Bahan utama yang diperlukan dalam
praktikum ini antara lain sayur soup yang telah
didiamkan atau dibiarkan di ruangan terbuka
selama ± 18 jam dengan media pertumbuhan
Tauge Agar (TA) dan Tauge Cair (TC) yang
ditambahkan gula serta aquades.
Alat yang digunakan dalam praktikum
meliputi tabung reaksi, rak tabung reaksi,
cawan petri steril, labu erlenmeyer, bunsen,
jarum ose, dsb.
Isolasi Mikroorganisme
Isolasi mikroorganisme diawali dengan
teknik pengenceran sampel uji dengan
konsentrasi tertentu, yaitu mengambil 1 mL
sampel kuah sayur Soup yang telah dibiarkan
pada tempat terbuka selama± 18 jam kemudian
dimasukkan ke dalam tabung reaksi berisi 9
mL akuades steril dan disuspensi untuk
mendapatkan pengenceran 10−1 . Dari
pengenceran 10 −1
diambil 1 mL dan
dimasukkan ke dalam tabung reaksi berisi 9
mL akuades steril kemudian disuspensi.
Langkah tersebut diulangi sampai
mendapatkan suspensi pengenceran 10−7 . Dari
hasil suspensi pengenceran 10−5 , 10−6 , dan
10−7 diambil 1 mL kemudian dimasukkan ke
dalam cawan petri steril secara terpisah dan
dilakukan secara duplo. Taoge Agar yang telah
dicairkan dituangkan ke masing-masing cawan
petri yang berisi sampel uji (metode cawan
tuang) kemudian dihomogenasi. Semua cawan
petri yang berisi campuran sampel dengan
media diinkubasi pada suhu 28-30 ̊C selama 24
jam dengan posisi cawan petri terbalik.
Enumerasi Koloni
Diamati koloni yang terbentuk pada setiap
cawan yang telah diinkubasi dan dicatat
karakteristik morfologi koloni-koloni yang
terbentuk dalam tabel, dilakukan enumerasi
jumlah koloni tersebut berdasarkan Standart
Plate Count (cawan yang dipilih untuk
perhitungan koloni adalah yang mengandung
30 sampai 300 koloni).
Pemurnian Koloni
Diambil 4 koloni dengan bentuk yang
berbeda untuk dimurnikan dengan
menggunakan jarum ose dan digoreskan pada
media Taoge Agar pada cawan petri secara
kuadran, kemudian diinkubasi pada suhu 28-
30oC selama 24 jam dengan posisi cawan petri
terbalik.

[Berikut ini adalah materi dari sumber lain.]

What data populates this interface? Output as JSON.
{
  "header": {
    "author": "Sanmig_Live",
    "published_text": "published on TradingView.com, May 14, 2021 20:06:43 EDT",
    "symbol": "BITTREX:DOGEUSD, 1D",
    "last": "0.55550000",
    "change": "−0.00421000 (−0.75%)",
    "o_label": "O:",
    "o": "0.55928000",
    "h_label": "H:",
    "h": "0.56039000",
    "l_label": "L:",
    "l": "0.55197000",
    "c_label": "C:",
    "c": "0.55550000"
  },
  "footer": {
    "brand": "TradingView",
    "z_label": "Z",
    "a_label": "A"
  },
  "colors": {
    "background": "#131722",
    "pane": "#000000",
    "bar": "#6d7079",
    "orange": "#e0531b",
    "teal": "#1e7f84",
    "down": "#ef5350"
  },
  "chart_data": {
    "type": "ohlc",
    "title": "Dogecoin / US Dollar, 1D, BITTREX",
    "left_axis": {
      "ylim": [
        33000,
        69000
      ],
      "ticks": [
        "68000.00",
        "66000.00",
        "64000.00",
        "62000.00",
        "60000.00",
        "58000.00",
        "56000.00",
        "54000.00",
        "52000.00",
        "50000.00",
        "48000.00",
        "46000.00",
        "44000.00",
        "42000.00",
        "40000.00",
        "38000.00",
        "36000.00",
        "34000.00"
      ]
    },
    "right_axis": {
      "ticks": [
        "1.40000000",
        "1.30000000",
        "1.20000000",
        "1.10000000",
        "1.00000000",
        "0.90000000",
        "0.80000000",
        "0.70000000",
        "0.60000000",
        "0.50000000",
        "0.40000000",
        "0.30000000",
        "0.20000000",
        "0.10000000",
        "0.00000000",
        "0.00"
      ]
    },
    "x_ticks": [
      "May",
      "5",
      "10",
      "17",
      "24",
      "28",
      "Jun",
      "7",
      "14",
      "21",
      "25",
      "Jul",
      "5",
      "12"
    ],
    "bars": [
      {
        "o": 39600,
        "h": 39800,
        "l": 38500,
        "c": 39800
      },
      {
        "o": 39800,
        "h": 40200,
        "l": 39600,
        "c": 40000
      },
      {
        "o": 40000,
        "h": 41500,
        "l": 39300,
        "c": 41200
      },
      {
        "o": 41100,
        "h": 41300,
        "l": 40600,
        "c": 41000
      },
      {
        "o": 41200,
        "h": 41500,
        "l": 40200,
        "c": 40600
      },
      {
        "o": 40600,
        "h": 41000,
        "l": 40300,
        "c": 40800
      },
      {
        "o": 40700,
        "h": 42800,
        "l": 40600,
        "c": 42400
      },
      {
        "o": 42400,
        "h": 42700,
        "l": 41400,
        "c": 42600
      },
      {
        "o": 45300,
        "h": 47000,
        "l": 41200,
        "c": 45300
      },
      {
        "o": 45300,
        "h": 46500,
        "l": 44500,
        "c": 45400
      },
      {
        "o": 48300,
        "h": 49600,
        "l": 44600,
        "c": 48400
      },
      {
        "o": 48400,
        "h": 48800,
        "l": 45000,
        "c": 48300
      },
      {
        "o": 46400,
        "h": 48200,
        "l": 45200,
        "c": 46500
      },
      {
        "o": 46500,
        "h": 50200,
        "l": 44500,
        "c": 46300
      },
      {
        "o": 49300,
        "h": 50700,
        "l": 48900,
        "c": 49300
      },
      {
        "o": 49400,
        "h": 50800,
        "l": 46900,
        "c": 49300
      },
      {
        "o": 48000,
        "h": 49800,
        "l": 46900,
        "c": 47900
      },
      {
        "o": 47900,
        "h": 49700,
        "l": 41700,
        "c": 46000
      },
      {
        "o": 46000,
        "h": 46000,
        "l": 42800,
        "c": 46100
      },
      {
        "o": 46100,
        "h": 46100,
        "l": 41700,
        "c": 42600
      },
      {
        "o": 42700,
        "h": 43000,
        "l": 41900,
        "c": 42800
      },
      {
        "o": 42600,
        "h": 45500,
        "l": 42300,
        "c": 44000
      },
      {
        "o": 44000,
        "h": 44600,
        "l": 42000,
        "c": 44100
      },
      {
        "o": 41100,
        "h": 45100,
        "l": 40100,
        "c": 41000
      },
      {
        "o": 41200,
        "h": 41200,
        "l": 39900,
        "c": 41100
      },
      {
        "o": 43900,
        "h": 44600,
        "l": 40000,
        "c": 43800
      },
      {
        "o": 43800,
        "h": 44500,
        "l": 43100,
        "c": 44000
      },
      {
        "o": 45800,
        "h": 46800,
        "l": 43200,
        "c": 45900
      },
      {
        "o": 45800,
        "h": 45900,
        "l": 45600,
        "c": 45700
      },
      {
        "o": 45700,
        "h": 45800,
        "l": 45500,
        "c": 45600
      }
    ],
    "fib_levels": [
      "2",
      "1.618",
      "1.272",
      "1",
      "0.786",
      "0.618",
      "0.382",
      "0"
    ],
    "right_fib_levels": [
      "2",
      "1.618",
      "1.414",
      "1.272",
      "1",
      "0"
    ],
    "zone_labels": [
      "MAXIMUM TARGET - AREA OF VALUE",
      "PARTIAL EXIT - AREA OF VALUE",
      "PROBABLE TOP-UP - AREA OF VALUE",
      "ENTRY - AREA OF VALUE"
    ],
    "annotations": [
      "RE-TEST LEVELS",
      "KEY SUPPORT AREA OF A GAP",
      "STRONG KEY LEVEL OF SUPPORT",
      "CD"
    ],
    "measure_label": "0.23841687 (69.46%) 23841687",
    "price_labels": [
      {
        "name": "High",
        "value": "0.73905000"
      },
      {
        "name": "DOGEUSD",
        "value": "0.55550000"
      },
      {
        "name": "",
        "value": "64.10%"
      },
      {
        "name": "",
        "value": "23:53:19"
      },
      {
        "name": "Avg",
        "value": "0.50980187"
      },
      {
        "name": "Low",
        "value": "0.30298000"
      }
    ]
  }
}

Diambil koloni tunggal yang terbentuk
dari hasil teknik cawan gores kuadran dan
ditanam pada media agar miring pada tabung
reaksi dengan teknik streake. Biakan tersebut
diinkubasi pada suhu 28-30oC selama 24 jam,
kemudian diamati kloni yang tumbuh. Jika
koloni sudah murni, disimpan di dalam kulkas.
Uji Pewarnaan Sederhana
Metode pewarnaan sederhana
menggunakan satu macam pewarna yaitu
methylene blue. Kebanykan sel bakteri dapat
diwarnai dengan mudah menggunakan teknik
pewarnaan ini karena sel bakteri bersifat
basofilik.Pewarnaan ini digunakan untuk
melihat bentuk sel bakteri. Sebelum diwarnai,
dilakukan fiksasi terhadap suspensi pada gelas
benda.
Uji Pewarnaan Negatif
Metode pewarnaaan ini bukan untuk
mewarnai bakteri tetapi mewarnai latar
belakangnya menjadi hitam gelap. Pada
pewarnaan ini mikroorganisme kelihatan
transparan (tembus pandang). Teknik ini
berguna untuk menentukan morfologi dan
ukuran sel.
Uji Pewarnaan Gram
Metode pewarnaan ini menggunakan 4
reagen. Reagen pertama menggunalan Crystal
Violet untuk mewarnai bakteri , reagen kedua
adalah larutan Mordant untuk mengintensifkan
bakteri, reagen ketiga untuk mendapatkan
warna kontras yang digunakan adalah agen
dekolorisasi yang dapat melarutkan pewarna
utama mengguankan Ethyl alkohol, dan reagen
yang terakhir menggunakan larutan safranin
yaitu pewarna penutup yang merupakan
pewarna kontras dari pewarna utama.
Pewarnaan Gram dikembangakan oleh Dr.
Cristian Gram (dapat membedakan bakteri
dalam 2 kelompok yaitu Gram positif dan
Gram negatif.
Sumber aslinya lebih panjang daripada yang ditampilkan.